RBI's Tight Rope Act

  • There is a huge pressure on the RBI to cut rates because of the growth slowdown. It is said that the Reserve Bank 's job to cut rates would be easier than the government's to reduce borrowing but the former has the not-so-easy task of doing a balancing act between growth and inflation. The apex bank's actions have been getting difficult to predict recently. Its earlier CRR cut in February stumped analysts after it suggested all along that such a move would be premature.
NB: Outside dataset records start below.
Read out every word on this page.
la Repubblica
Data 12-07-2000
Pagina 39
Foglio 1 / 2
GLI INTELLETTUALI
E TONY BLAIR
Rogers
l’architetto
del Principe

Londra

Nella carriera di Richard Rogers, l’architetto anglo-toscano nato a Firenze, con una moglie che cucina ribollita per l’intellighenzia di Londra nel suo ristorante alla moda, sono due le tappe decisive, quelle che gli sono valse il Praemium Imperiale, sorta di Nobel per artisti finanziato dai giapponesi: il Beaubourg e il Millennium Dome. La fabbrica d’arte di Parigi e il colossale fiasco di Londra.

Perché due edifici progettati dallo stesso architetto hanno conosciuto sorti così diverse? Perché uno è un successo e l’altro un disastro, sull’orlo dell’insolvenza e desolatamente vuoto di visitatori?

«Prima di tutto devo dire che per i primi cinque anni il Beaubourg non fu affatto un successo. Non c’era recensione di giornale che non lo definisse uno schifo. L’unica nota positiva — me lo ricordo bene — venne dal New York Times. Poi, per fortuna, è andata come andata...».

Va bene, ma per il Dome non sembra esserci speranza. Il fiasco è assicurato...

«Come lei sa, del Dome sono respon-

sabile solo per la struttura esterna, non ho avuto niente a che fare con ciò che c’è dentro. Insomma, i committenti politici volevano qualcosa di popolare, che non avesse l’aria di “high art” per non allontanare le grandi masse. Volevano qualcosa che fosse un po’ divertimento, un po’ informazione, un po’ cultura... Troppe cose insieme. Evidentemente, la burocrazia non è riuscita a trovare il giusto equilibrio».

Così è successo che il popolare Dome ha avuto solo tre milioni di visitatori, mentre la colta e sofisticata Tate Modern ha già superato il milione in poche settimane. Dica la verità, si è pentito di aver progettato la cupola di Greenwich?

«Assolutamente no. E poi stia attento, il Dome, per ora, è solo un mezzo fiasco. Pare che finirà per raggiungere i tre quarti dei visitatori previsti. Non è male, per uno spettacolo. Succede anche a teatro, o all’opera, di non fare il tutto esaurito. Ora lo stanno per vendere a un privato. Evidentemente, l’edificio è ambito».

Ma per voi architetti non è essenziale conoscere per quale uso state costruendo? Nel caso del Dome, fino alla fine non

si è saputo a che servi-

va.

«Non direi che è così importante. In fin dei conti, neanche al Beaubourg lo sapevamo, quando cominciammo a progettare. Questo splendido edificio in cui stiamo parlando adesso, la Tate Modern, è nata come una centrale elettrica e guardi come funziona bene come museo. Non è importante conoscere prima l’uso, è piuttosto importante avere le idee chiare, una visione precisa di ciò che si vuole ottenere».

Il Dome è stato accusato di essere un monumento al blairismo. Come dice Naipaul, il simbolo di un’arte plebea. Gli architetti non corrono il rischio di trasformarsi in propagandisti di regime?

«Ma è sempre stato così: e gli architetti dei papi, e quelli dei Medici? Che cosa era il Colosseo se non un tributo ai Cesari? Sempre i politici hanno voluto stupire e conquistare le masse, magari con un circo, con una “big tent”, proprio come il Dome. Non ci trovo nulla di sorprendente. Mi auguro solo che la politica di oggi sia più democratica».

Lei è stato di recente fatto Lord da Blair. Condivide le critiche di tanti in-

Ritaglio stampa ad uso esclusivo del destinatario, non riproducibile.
  • While the Budget hiked service tax and excise duty to 12% respectively, Jaipuria feels this could further add pressure to the inflation number. He sees the RBI's job getting tougher ahead.Experts like him, however, are envisaging that the RBI will finally begin the rate cut cycle in the April policy. "As long as growth is not high, the RBI's whole imperative should be on how to kick start growth again."The street is factoring in 100-125 basis points cut for the current fiscal. Jaipuria is also in that range of 100-150 basis points but he says, "It all comes down to how global commodities like crude oil play out."